When he heard the words, “pancreatic cancer,” he felt God’s Spirit fill him with peace that has lasted through the last year. Now he hears the words, “Nothing more we can do,” and God’s peace has not left him. He knows Jesus is in total control, and he has spent his time witnessing to everyone who will hear. He told me, “Having a cancer is so much better than being hit by a car. I’ve had all this time to be with my family and draw others to Jesus. If I’ve got to go, I’m going to take as many people as I can with me to heaven. I’ve never asked God to take my cancer away, since it may not be His will. I’ve spent my prayers on the doctors and nurses who have treated me.”

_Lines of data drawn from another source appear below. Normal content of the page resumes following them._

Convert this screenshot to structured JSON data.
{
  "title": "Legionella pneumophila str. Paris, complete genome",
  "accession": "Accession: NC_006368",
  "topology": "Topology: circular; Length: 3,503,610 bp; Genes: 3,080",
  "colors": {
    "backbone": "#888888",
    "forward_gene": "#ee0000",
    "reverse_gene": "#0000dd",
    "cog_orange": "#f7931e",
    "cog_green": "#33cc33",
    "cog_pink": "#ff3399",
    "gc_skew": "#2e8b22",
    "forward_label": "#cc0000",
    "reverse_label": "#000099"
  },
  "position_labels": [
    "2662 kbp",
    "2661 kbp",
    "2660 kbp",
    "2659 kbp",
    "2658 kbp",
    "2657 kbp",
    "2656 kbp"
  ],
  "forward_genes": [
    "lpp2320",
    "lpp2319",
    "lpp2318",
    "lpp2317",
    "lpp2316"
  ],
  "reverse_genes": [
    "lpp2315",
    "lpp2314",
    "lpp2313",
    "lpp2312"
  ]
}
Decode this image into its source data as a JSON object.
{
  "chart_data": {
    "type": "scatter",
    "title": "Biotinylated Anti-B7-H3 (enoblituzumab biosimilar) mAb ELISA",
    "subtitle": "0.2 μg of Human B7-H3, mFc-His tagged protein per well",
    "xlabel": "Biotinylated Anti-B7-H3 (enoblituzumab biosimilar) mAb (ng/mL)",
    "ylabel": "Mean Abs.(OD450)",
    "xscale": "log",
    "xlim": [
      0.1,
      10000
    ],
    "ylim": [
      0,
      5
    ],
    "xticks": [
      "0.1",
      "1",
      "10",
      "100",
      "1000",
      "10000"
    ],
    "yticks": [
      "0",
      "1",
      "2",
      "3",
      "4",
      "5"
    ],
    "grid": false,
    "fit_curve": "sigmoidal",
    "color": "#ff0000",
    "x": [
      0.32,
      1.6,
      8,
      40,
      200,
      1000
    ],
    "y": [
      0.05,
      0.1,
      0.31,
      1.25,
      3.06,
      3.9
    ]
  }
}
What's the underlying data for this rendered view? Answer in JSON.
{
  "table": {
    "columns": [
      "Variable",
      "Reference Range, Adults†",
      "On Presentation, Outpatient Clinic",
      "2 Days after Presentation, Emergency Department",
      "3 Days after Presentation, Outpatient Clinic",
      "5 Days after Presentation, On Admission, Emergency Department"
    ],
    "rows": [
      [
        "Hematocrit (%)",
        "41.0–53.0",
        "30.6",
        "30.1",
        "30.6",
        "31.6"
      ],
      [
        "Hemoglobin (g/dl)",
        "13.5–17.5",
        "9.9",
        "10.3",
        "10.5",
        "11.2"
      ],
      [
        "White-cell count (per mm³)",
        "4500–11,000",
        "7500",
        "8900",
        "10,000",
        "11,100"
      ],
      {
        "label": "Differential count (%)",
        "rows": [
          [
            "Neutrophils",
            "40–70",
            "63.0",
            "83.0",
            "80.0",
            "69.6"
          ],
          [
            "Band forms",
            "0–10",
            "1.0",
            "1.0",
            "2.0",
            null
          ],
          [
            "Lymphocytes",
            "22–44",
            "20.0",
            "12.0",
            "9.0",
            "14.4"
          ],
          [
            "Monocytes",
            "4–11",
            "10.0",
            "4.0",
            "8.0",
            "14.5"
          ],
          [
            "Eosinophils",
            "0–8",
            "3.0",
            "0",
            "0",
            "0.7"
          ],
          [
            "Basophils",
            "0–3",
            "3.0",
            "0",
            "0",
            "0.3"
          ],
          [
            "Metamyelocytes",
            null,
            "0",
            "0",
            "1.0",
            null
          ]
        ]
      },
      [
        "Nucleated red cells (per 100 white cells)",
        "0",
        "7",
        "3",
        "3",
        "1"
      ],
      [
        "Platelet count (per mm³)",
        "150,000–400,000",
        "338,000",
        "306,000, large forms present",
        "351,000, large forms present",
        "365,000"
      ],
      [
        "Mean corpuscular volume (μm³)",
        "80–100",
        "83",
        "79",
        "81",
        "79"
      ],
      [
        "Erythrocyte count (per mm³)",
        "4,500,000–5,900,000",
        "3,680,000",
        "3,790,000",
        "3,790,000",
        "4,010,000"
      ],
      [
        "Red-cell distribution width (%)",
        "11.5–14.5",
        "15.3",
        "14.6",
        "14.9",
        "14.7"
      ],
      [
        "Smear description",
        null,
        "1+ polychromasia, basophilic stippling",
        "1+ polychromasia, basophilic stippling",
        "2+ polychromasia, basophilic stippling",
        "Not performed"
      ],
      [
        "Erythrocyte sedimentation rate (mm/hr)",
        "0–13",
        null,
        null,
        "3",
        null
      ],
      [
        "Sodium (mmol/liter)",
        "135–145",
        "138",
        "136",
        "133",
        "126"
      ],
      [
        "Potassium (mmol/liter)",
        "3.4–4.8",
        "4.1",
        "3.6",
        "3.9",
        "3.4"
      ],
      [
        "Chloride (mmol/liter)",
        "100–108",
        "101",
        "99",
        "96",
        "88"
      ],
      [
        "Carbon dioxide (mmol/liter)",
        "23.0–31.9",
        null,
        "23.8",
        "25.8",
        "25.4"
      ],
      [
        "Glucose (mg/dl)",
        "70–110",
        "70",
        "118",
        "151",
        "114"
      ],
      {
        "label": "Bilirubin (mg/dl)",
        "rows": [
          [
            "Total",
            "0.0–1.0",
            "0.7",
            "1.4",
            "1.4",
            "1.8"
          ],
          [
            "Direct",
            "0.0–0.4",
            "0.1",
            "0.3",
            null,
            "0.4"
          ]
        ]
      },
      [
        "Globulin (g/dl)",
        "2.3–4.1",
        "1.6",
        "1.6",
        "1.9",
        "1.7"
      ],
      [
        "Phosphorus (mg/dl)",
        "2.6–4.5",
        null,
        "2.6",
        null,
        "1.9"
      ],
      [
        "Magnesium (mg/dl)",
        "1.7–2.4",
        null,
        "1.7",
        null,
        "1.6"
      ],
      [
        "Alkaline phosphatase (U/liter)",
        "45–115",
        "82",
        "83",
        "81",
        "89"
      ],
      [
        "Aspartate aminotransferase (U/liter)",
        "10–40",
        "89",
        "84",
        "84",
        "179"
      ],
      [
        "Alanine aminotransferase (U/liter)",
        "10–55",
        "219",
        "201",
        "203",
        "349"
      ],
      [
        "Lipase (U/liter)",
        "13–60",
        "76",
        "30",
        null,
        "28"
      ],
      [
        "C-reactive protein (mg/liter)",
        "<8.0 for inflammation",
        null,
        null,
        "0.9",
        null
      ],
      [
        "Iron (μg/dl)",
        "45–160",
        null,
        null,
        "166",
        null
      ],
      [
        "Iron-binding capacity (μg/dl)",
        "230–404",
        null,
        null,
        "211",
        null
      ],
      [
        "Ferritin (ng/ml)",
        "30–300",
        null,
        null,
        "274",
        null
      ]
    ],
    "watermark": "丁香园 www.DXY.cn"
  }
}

I so love Paul’s passage in Philippians where he is struggling over the choice to remain in the body or to go and be with Christ. “For to me, to live is Christ and to die is gain. If I am to go on living in the body, this will be fruitful labor for me…I am torn between the two: I desire to depart and be with Christ, which is better by far” (Philippians 1:21-23, NIV).
My patient above is living Paul’s understanding of life and not the “normal” understanding. He understands that life is short with or without cancer. He is filled with the “depth of insight” (Philippians 1:9) that, no matter the length of our lives, our days should be dedicated to “fruitful labor.”
Such urgent purpose of the Christian life is hard to grasp when life is good, when God’s blessings cover us like a warm blanket, living in comfort while others shiver in the darkness. Family, friends, beauty and adventure have been gifted us to enjoy and then use to glorify the One from whom they came. But often such blessings possess us such that we focus only on the gift and not the Giver, making the thought of leaving them a tragedy rather than triumph, even though we are headed for the One from whom all blessings come.
But then, the harsh reality of life breaks through, a reality that God had not planned in Eden. In these moments we can choose to focus only on the lost blessings, as did Lot’s wife, or to focus on the Creator who stands before us calling us to Him, not only for comfort, but for mission.
Dear God,
When the harshness of life comes my way, let me look to you, the “joy of (my) salvation” (Psalm 51:12, NIV).